Meets minimum requirements

Over 2


Better than minimum requirements

Review team on site

October 2017

Date of this report

12 January 2018

Most recent ERO report(s)

No previous ERO reports

3 General Information about Early Childhood Reviews

ERO’s Evaluation Framework

ERO’s overarching question for an early childhood education review is ‘How well placed is this service to promote positive learning outcomes for children?’ ERO focuses on the following factors as described in the bicultural framework Ngā Pou Here:

  • Pou Whakahaere – how the service determines its vision, philosophy and direction to ensure positive outcomes for children
  • Pou Ārahi – how leadership is enacted to enhance positive outcomes for children
  • Mātauranga – whose knowledge is valued and how the curriculum is designed to achieve positive outcomes for children
  • Tikanga whakaako – how approaches to teaching and learning respond to diversity and support positive outcomes for children.

Within these areas ERO considers the effectiveness of arotake – self review and of whanaungatanga – partnerships with parents and whānau.

ERO evaluates how well placed a service is to sustain good practice and make ongoing improvements for the benefit of all children at the service.

A focus for the government is that all children, especially priority learners, have an opportunity to benefit from quality early childhood education.
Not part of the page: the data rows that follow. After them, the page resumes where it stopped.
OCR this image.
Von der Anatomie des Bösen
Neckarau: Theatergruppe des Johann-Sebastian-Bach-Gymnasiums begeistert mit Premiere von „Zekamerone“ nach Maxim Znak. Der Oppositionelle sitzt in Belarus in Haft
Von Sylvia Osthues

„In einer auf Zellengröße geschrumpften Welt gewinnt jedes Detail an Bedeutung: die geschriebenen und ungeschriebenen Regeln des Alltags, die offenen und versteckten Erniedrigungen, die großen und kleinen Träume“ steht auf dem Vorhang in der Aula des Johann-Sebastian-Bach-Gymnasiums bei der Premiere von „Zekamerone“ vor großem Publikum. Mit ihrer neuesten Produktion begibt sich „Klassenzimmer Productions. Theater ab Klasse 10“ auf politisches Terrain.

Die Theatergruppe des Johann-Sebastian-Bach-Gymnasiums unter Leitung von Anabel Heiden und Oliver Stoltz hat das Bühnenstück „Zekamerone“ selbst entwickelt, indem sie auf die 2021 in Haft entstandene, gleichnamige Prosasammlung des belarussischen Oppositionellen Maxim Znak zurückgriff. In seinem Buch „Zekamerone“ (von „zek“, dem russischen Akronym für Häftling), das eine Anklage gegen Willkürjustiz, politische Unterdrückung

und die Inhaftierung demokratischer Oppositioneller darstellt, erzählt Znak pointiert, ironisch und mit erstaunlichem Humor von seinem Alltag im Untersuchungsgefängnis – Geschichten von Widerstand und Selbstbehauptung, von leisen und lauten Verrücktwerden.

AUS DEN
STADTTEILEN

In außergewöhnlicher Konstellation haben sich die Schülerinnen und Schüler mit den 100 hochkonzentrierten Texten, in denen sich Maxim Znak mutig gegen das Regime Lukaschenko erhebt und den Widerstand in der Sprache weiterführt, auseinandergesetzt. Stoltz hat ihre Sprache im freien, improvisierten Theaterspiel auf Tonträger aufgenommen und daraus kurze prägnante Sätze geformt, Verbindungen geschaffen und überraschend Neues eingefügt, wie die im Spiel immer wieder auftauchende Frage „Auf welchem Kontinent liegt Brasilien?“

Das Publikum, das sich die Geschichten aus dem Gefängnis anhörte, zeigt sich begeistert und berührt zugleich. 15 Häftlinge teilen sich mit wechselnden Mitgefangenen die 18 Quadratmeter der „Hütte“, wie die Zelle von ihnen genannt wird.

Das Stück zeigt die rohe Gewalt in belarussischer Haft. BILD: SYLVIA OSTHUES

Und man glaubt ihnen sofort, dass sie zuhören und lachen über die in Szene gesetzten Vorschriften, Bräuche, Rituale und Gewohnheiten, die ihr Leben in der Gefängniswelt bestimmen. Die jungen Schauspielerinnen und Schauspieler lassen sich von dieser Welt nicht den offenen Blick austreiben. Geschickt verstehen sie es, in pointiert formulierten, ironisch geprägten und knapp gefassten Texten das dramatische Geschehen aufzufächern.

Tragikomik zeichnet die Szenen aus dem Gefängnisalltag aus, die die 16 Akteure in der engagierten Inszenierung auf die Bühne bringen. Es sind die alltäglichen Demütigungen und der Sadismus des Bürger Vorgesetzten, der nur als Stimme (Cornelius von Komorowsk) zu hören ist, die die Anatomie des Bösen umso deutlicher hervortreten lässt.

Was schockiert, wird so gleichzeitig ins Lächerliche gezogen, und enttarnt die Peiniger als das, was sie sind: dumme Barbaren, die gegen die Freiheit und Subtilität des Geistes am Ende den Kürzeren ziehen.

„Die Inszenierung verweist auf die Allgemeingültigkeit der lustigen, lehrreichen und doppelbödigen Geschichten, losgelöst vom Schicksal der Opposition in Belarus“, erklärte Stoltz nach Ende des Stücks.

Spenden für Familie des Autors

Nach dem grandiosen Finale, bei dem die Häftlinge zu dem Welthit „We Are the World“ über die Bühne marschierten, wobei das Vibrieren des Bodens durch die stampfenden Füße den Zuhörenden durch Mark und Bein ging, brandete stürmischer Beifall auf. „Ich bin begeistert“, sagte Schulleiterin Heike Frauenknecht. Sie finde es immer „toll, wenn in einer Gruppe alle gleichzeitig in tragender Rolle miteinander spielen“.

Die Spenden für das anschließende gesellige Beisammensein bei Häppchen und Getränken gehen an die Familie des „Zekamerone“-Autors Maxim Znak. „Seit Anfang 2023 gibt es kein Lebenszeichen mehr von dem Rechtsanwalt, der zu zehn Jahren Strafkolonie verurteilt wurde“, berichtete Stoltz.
ERO will report on how well each service promotes positive outcomes for all children, with a focus on children who are Māori, Pacific, have diverse needs, and are up to the age of two.

For more information about the framework and Ngā Pou Here refer to ERO’s Approach to Review in Early Childhood Services.

ERO’s Overall Judgement and Next Review

The overall judgement that ERO makes and the timing of the next review will depend on how well placed a service is to promote positive learning outcomes for children. The categories are:

  • Very well placed – The next ERO review in four years
  • Well placed – The next ERO review in three years
  • Requires further development – The next ERO review within two years
  • Not well placed - The next ERO review in consultation with the Ministry of Education

ERO has developed criteria for each category. These are available on ERO’s website.

Review Coverage

ERO reviews are tailored to each service’s context and performance, within the overarching review framework. The aim is to provide information on aspects that are central to positive outcomes for children and useful to the service.